А сам Вальчак двинулся дальше. Дверь из канцелярии вела в кабинет начальника тюрьмы. Убогое подобие роскоши: на окнах портьеры, слегка потертое кресло. А на аккуратно прибранном письменном столе — ровная стопка листков бумаги.
Вальчак кинулся туда, словно заранее зная, что это означает. В разграфленные рубрики вписаны имена: Аронсон Лейб, Азалевич Виктор, Баран Мечислав. Параграфы 93, 96, 97. И чтобы не оставалось никаких сомнений, сверху сделана надпись, подчеркнутая красным карандашом: «Список политических заключенных дисциплинарной тюрьмы в Козеборах на 1. IX. 1939 г.».
С минуту он постоял молча. Молчали и остальные, заглядывая через его плечо. Кто сказал, будто каждая подлость врага делает нас смелее? Хорошо знать, что борешься с негодяями, но доказательство их подлости, пусть и не принесшей реальных плодов, не доставляет нам удовольствия.

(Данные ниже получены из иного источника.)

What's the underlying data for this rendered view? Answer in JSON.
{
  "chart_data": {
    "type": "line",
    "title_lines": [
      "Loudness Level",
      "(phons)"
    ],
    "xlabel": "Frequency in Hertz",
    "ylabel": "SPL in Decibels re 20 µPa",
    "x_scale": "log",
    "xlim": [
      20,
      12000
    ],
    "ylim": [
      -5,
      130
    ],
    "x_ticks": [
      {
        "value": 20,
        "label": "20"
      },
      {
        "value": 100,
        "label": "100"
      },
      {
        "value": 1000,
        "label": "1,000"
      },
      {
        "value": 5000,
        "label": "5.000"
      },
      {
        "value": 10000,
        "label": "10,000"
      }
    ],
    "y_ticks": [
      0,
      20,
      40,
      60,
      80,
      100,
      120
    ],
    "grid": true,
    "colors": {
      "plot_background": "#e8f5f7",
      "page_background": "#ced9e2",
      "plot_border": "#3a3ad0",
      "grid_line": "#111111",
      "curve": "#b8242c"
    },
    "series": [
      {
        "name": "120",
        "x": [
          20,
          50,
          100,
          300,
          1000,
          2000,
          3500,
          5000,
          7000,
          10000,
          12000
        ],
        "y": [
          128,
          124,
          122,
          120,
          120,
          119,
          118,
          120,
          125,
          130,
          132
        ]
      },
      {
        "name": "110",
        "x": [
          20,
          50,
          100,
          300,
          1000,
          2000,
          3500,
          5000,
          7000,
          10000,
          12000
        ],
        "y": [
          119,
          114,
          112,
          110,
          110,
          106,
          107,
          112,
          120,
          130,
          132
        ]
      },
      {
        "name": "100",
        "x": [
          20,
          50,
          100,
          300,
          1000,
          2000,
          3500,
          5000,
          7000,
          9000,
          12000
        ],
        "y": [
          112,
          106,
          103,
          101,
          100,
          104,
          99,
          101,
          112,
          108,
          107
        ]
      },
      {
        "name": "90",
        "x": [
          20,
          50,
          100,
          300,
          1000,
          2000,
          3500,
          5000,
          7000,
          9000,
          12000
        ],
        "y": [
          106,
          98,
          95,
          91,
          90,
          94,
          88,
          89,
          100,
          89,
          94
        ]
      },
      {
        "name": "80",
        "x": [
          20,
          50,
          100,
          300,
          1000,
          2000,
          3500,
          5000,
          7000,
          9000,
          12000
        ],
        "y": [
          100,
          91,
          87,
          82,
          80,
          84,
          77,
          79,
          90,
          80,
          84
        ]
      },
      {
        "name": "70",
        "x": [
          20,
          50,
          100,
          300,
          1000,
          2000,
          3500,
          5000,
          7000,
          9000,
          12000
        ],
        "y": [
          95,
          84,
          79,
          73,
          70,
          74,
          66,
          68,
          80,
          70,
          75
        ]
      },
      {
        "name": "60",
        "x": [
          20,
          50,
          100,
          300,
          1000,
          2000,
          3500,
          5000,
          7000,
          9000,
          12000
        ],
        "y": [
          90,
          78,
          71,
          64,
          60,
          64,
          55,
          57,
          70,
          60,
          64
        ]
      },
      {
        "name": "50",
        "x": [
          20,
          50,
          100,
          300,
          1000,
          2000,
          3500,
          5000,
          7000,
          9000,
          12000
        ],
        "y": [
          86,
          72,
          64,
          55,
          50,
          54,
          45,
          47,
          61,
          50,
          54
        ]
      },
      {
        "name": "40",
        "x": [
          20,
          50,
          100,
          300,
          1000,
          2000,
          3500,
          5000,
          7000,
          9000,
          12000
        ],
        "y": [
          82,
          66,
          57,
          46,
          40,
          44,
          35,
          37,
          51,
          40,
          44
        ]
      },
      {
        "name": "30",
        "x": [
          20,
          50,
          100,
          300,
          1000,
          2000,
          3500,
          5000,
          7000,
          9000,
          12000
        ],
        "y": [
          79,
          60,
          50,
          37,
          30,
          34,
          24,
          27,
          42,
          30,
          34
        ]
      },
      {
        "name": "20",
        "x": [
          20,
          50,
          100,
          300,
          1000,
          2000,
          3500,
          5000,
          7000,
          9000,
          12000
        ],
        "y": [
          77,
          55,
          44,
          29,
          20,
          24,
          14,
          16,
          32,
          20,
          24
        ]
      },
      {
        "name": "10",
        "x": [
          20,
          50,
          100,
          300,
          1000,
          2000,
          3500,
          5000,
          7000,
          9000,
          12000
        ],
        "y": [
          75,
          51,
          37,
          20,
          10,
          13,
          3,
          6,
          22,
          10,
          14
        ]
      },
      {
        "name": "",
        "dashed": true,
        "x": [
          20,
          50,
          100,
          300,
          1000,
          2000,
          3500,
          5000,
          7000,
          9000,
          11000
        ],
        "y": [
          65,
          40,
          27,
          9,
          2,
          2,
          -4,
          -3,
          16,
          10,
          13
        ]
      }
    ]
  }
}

В канцелярии Сосновский все еще копался в бумагах.
— Пока что нет наших документов. Еще ящик…
— В печку, жгите бумаги. Может, там есть сведения о ком-нибудь из нас, зачем гитлеровцам знать?
Вспыхнул огонь, запахло дымом; заключенный, возившийся у печки, закашлялся. Плохо горели заказы на ячневую крупу и отпускные свидетельства. Вальчак не стал дожидаться.